George Michael arrived at Brent Magistrates Court this morning, where District Judge Katherine Marshall said that she had ruled out a prison sentence for the singer.
Instead, the judge banned Michael from driving for two years and ordered him to complete 100 hours of community service.
According to the Daily Mail, “As Michael left the court, he told the assembled media that he would not answer any questions. He posed for waiting photographers, and then read a short statement. In his statement he called the ‘media coverage of this trial farcical', and said he fully accepted responsibility for being guilty of the charge due to “tiredness” and his use of ‘prescription drugs'. Michael added he was glad to put the trial behind him, and was now off ‘to play the biggest show of my life at Wembley.'”
Last week, the court heard about the results of a drug test given to Michael following the incident. They reported that levels of cannabis, GHB, a “therapeutic quantity” of an anti-depressant, and a sleep drug were all detected in Michael's blood.

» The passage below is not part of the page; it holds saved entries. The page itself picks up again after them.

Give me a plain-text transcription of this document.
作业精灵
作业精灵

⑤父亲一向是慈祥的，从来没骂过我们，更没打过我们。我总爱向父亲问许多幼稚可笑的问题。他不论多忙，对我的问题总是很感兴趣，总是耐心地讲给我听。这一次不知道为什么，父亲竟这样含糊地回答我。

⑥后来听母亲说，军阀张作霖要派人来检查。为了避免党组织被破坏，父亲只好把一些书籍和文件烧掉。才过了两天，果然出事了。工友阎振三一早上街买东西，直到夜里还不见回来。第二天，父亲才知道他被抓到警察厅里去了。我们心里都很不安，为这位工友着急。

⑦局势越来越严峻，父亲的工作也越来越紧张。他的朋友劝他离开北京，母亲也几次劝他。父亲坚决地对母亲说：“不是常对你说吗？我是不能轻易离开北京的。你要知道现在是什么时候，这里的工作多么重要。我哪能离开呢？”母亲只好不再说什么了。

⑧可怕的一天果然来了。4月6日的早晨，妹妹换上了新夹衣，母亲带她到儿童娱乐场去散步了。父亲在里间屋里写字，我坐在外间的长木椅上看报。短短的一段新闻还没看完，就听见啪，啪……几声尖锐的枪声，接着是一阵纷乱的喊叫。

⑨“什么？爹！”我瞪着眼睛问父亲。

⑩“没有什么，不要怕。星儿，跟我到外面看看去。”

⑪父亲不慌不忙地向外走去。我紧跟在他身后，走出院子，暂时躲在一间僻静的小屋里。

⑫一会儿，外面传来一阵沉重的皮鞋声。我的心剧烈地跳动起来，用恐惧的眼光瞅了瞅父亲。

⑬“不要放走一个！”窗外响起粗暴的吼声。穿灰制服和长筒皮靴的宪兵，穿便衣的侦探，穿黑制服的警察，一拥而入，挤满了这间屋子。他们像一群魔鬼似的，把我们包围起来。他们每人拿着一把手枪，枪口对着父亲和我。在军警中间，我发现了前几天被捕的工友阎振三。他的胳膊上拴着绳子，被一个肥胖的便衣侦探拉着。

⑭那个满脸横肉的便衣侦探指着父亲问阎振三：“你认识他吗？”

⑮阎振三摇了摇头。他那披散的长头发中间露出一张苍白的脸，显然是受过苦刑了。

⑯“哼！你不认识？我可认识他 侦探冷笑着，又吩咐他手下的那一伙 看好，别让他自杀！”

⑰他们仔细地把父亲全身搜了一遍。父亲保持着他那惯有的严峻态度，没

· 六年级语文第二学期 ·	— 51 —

In a frank interview with the UK's Gay Times due to hit newsstands at the end of the month, Michael talks about his childhood:
“My mother had this fear of me being gay. She had this definite fear that I was going to be like her brother – she thought that it meant I wouldn't cope with life. She almost felt like she had brought this gene. So there were very pointed areas where she let my dad be – supposedly protectively – homophobic. There was this gay waiter who lived above our family restaurant and I wasn't allowed to go to the top flat when he was in the restaurant. You know, in case I caught something. In case I caught gay. Knowing my father, he couldn't even consider he had a gay son because he is of his generation, a Greek Cypriot man. But my mother was afraid of my father's judgment of me. I also now realise she was afraid that if the ‘gene' was in me it would turn out the same way for me as it had for [my late uncle] Colin. My mother didn't talk about her brother until I was 16. I don't know if that was a decision on her part or whether she just plucked up the courage. It changed my opinion of her entirely because it wasn't just that – she's also seen her own father die the same way. They'd both put their heads in the gas oven. And, lucky old Mum, she found both of them. She spent years being so remorseful that it's impossible to hold that time against her. And in the last 20 years of her life, I don't think we had a cross word actually.”
He also talks about his partner Anselmo, who died of complications from AIDS in 1993:
“I sat at the table not knowing if this man I was in love with was terminally ill and not knowing whether I was terminally ill. It was possibly the loneliest time of my life. I wrote [my parents] a four-page letter which was the easiest thing I've ever written considering it was the only unresolved issue – to come out to my parents. My mum said it was the most beautiful letter she had ever read, that it explained completely how I felt and why she didn't have to worry about me. It was the easiest thing that should have been the most difficult.”
Michael also talks about his Wham! partner Andrew Ridgely and says the two never slept together, despite rumors: “Andrew loved camp clothes. He'd go to school in cherry silk trousers and have three little Adam Ant braids. Everyone spent their time going: ‘Is he gay?' And I'd go: ‘He's really not!' He was beautiful but not in a way that was going to attract me. He was too pretty, too feminine, too elegant. I can understand everyone thinking we were sleeping together – but he loves women.”
Michael is set to be the first artist to play the new Wembley Stadium, in two concerts this weekend.